Route based on symptoms and diagnostic questions, not guesses.


Quick Reference: Symptom → Skills

Symptom Primary Skill Secondary Skills Diagnostic Question
Loss flat/stuck learning-rate-scheduling optimization-algorithms "Flat from start or plateaued later?"
Loss NaN/Inf gradient-management learning-rate-scheduling, loss-functions "When does NaN appear?"
Overfitting overfitting-prevention data-augmentation, hyperparameter-tuning "Dataset size? Current regularization?"
Training slow batch-size-and-memory OR pytorch-engineering data-augmentation "GPU utilization percentage?"
Oscillating loss learning-rate-scheduling gradient-management "What's your current LR?"
Which optimizer optimization-algorithms learning-rate-scheduling Task type, architecture, dataset
Which LR learning-rate-scheduling optimization-algorithms Optimizer, task, current symptoms
Track experiments experiment-tracking hyperparameter-tuning, training-loop Tools preference, scale of experiments
Poor generalization overfitting-prevention data-augmentation Train vs val accuracy gap
Convergence issues gradient-management learning-rate-scheduling, optimization-algorithms Gradient norms, loss curve

Integration Notes

Phase 1 - Standalone: Training-optimization skills are self-contained and framework-agnostic.

Cross-references with other packs:

  • pytorch-engineering: Infrastructure, implementation, profiling, distributed training
  • neural-architectures: Architecture selection (precedes training optimization)
  • deep-rl: RL-specific training algorithms (policy gradients, Q-learning)
  • llm-specialist: LLM-specific techniques (RLHF, LoRA)
  • ml-production: Production/inference optimization (post-training)

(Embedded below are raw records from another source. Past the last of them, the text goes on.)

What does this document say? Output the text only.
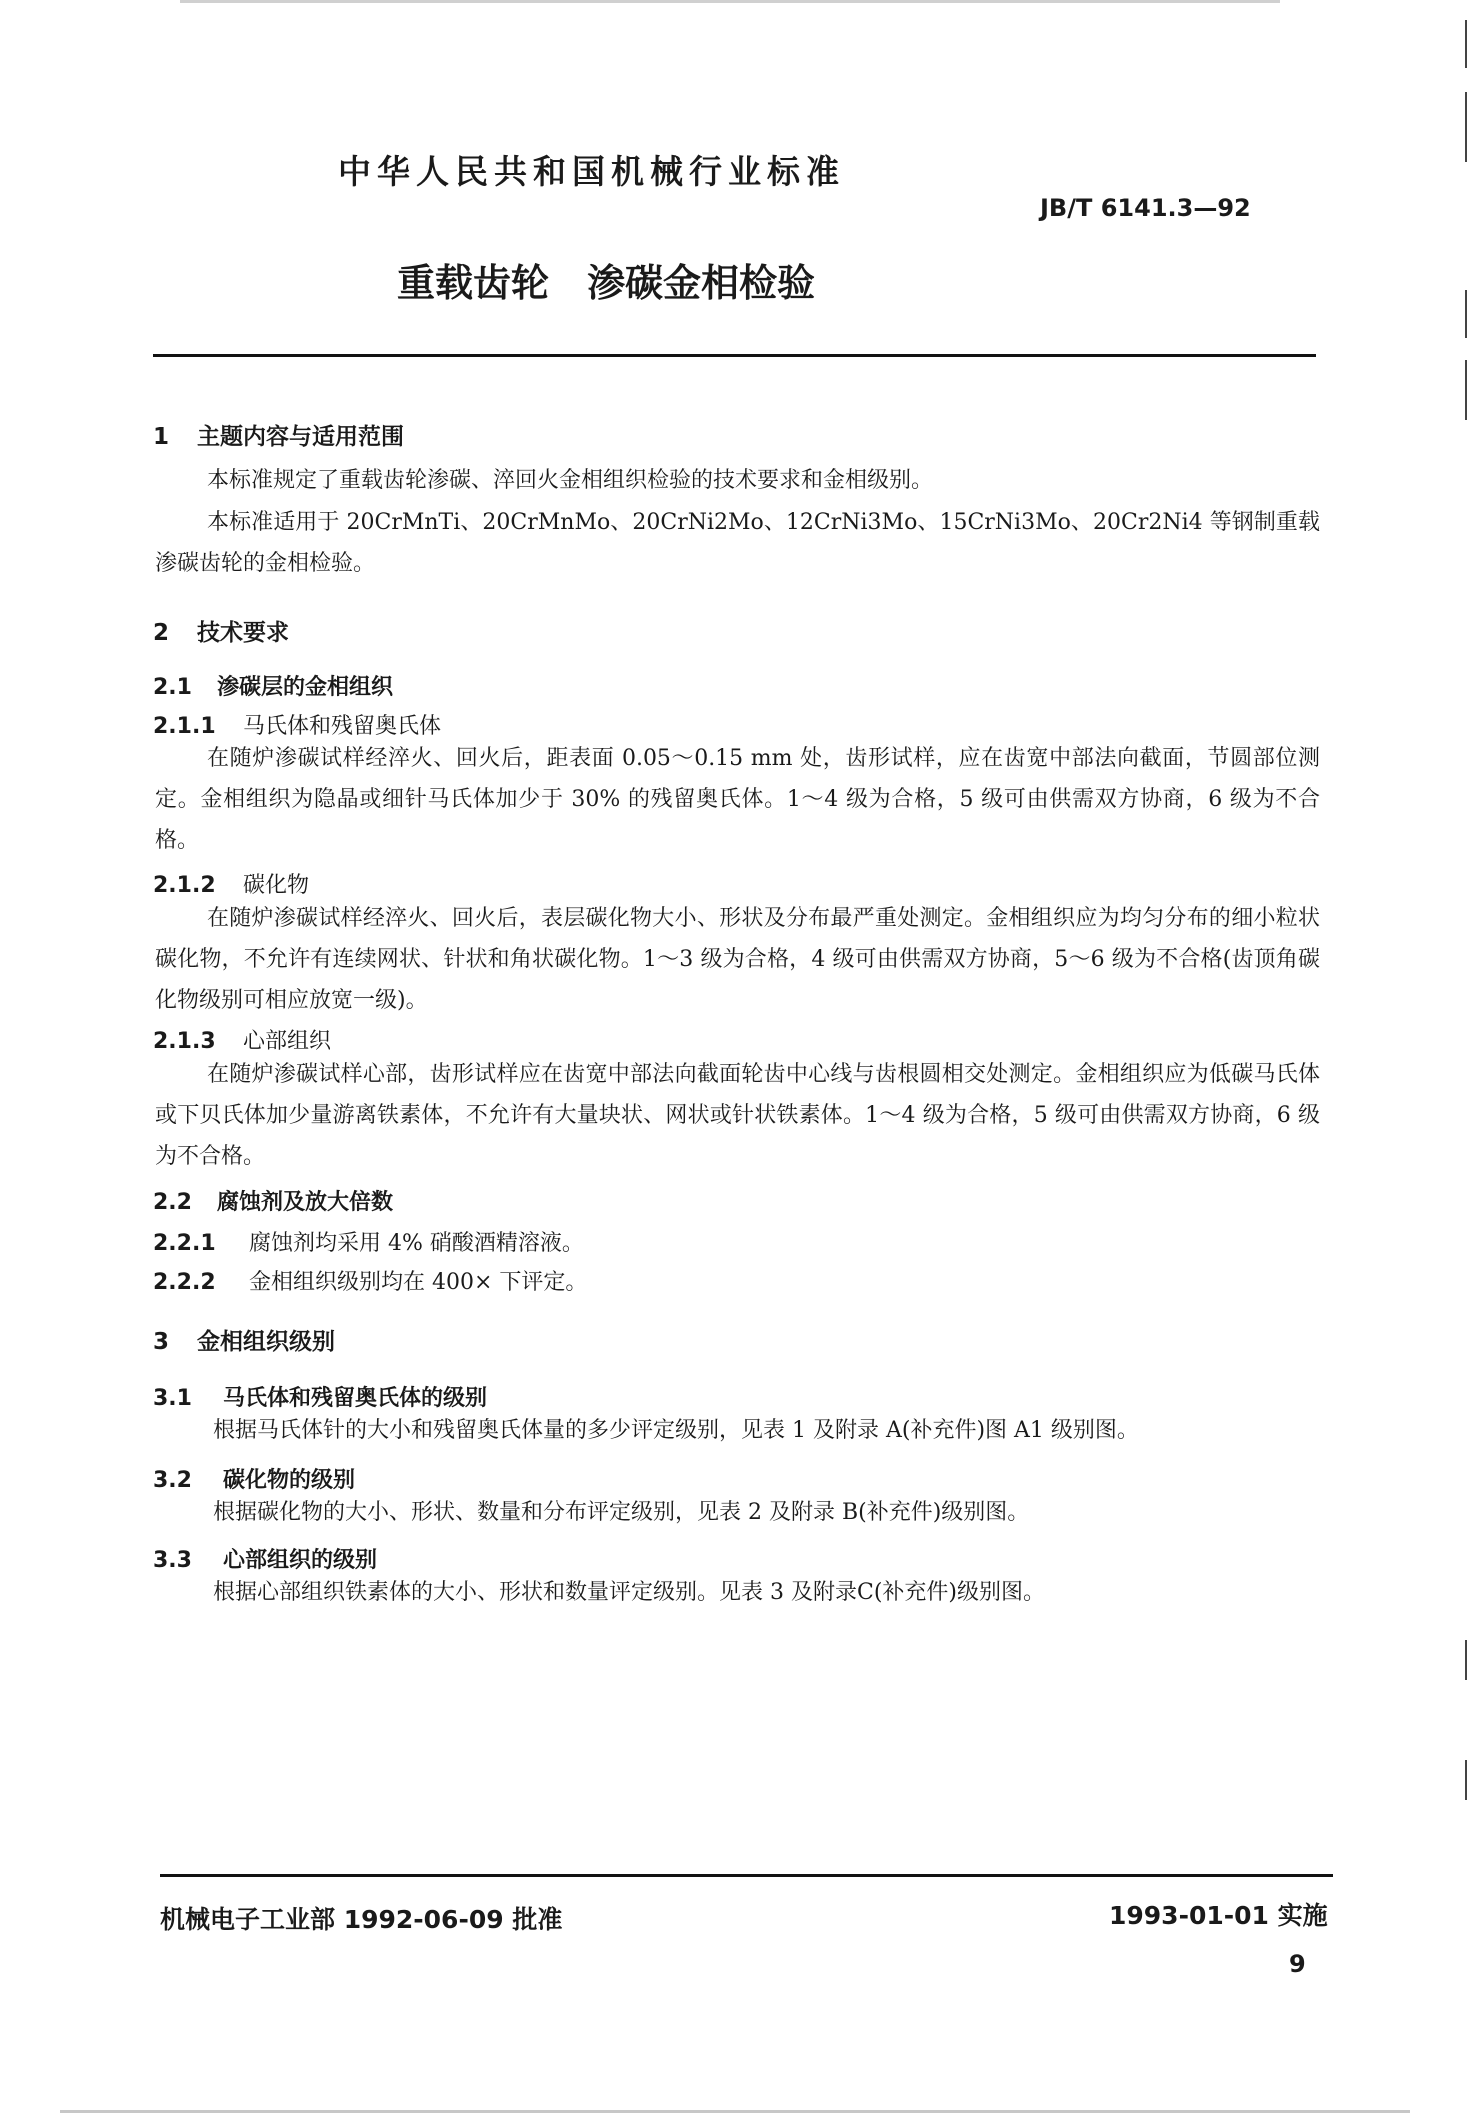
中华人民共和国机械行业标准
JB/T 6141.3—92
重载齿轮　渗碳金相检验
1 主题内容与适用范围
本标准规定了重载齿轮渗碳、淬回火金相组织检验的技术要求和金相级别。
本标准适用于 20CrMnTi、20CrMnMo、20CrNi2Mo、12CrNi3Mo、15CrNi3Mo、20Cr2Ni4 等钢制重载渗碳齿轮的金相检验。
2 技术要求
2.1 渗碳层的金相组织
2.1.1 马氏体和残留奥氏体
在随炉渗碳试样经淬火、回火后，距表面 0.05～0.15 mm 处，齿形试样，应在齿宽中部法向截面，节圆部位测定。金相组织为隐晶或细针马氏体加少于 30% 的残留奥氏体。1～4 级为合格，5 级可由供需双方协商，6 级为不合格。
2.1.2 碳化物
在随炉渗碳试样经淬火、回火后，表层碳化物大小、形状及分布最严重处测定。金相组织应为均匀分布的细小粒状碳化物，不允许有连续网状、针状和角状碳化物。1～3 级为合格，4 级可由供需双方协商，5～6 级为不合格(齿顶角碳化物级别可相应放宽一级)。
2.1.3 心部组织
在随炉渗碳试样心部，齿形试样应在齿宽中部法向截面轮齿中心线与齿根圆相交处测定。金相组织应为低碳马氏体或下贝氏体加少量游离铁素体，不允许有大量块状、网状或针状铁素体。1～4 级为合格，5 级可由供需双方协商，6 级为不合格。
2.2 腐蚀剂及放大倍数
2.2.1 腐蚀剂均采用 4% 硝酸酒精溶液。
2.2.2 金相组织级别均在 400× 下评定。
3 金相组织级别
3.1 马氏体和残留奥氏体的级别
根据马氏体针的大小和残留奥氏体量的多少评定级别，见表 1 及附录 A(补充件)图 A1 级别图。
3.2 碳化物的级别
根据碳化物的大小、形状、数量和分布评定级别，见表 2 及附录 B(补充件)级别图。
3.3 心部组织的级别
根据心部组织铁素体的大小、形状和数量评定级别。见表 3 及附录C(补充件)级别图。
机械电子工业部 1992-06-09 批准	1993-01-01 实施
9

Current focus: Route within training-optimization for framework-agnostic training concerns. Other packs handle implementation, architecture, and domain-specific issues.


Summary

This meta-skill's job:

  1. Identify symptoms through diagnostic questions
  2. Map symptoms to appropriate specialist skills
  3. Route to one or multiple skills based on diagnosis
  4. Resist pressure to give direct advice
  5. Maintain clear boundaries with other packs

Remember: Diagnose before routing. Training issues often have multiple causes. Clarify symptoms, ask diagnostic questions, then route to specialist skills. Wrong routing wastes more time than asking one clarifying question.

Route based on symptoms, not guesses. Let specialists do their job.